Clopening is a smashed-together word: it means working a shift until close and then beating it back to work in the wee hours to open. It applies mainly to restaurants, fast food, and retail workers.
The issue arises mostly in an urban area, when you close at 10 or 11 PM, perform closing duties, and then hop on public transport. By the time you get home, it’s after midnight. If you need to open at 6 or 7, or even 8 AM you will get fewer than eight hours of sleep.
While the pandemic has made staffing a challenge for many employers, the effects of working both the closing and the opening shift on employee mental health and sleep are pernicious.
No one wants a drowsy worker
In many industries, being less than alert can prove dangerous for workers. Imagine falling asleep while operating a meat-slicing blade, hot oil fryer or sizzling grill. Lack of sleep is a proven cause of many work-related injuries.
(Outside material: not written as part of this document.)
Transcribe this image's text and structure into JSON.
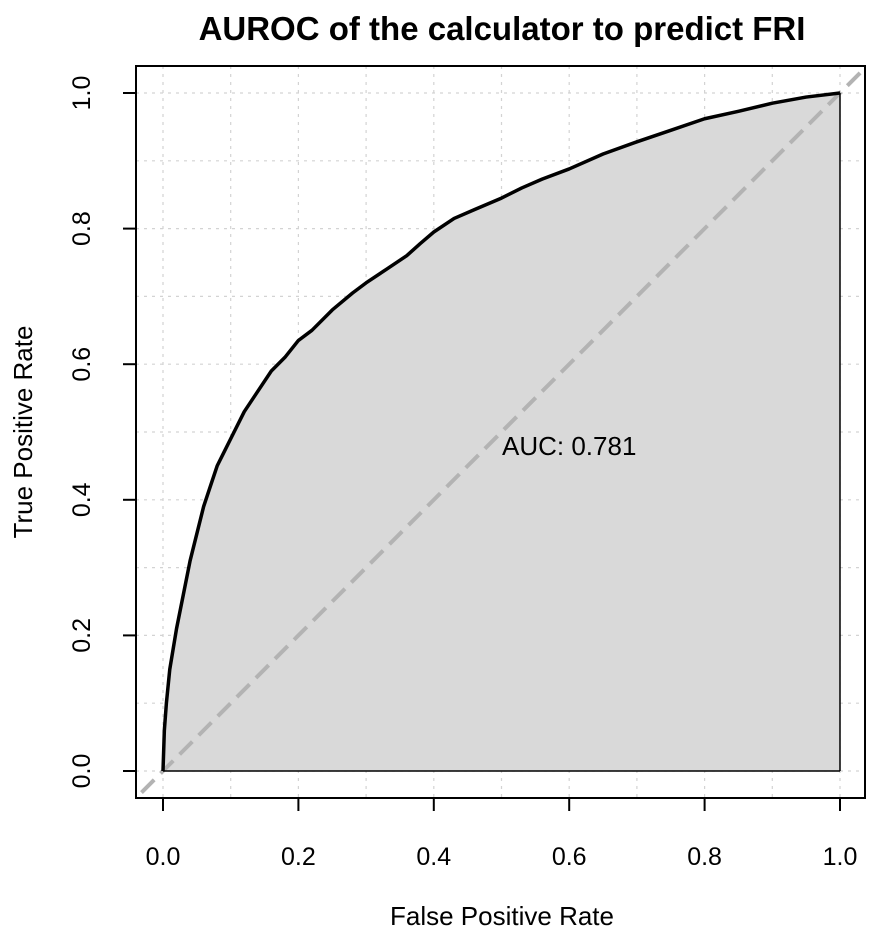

Burn injuries are often the most painful and may cause life-long scarring.
NYC is the vanguard when it comes to creating protective measures
Due to its high volume of workers, New York City has been one of the first cities to create a dialogue about the number of shifts hourly employees work, and how close together these shifts are. There are now accepted and recognized practices that include:
- An expected 11-hour gap in time between shifts. Right now, fast-food workers need to agree in writing before they are given a “clopening”-type shift. Employers must pay any fast-food worker a $100 premium if that worker is scheduled to “clopen.”
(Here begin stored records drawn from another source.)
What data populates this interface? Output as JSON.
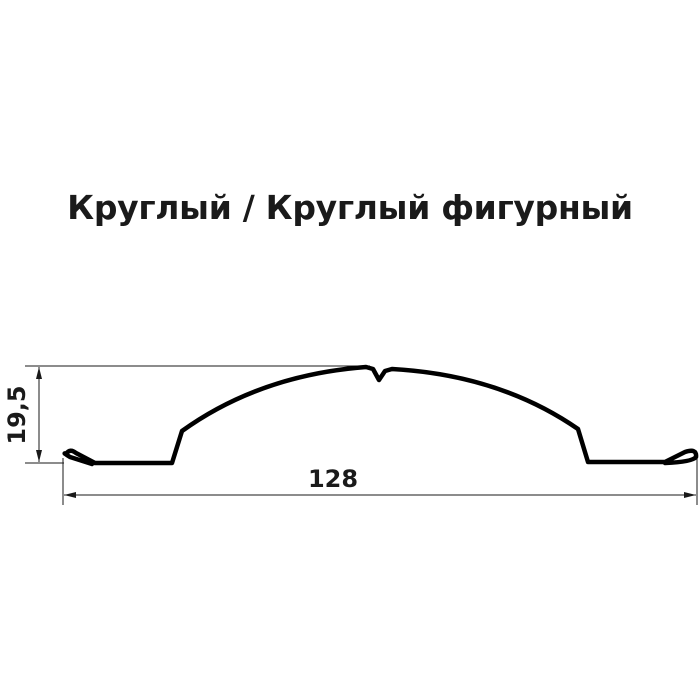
{
  "title": "Круглый / Круглый фигурный",
  "dimensions": {
    "height_label": "19,5",
    "width_label": "128"
  },
  "colors": {
    "profile": "#000000",
    "dimension_lines": "#1a1a1a",
    "text": "#1a1a1a"
  }
}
- New shifts must be offered first to existing workers at the current location. Employers must do this before advertising these shifts externally or hiring a new employee.
- Retail businesses must give workers a 72-hour notice of work schedules.
New software systems have made the job of schedulers easier. While most retailers and fast-food chains have adopted these policies, not all have. Workers need to know their rights. If they are being violated, you need to raise the issue in writing with a manager or human resources. If abuses continue, it may be time to speak with an employment law attorney.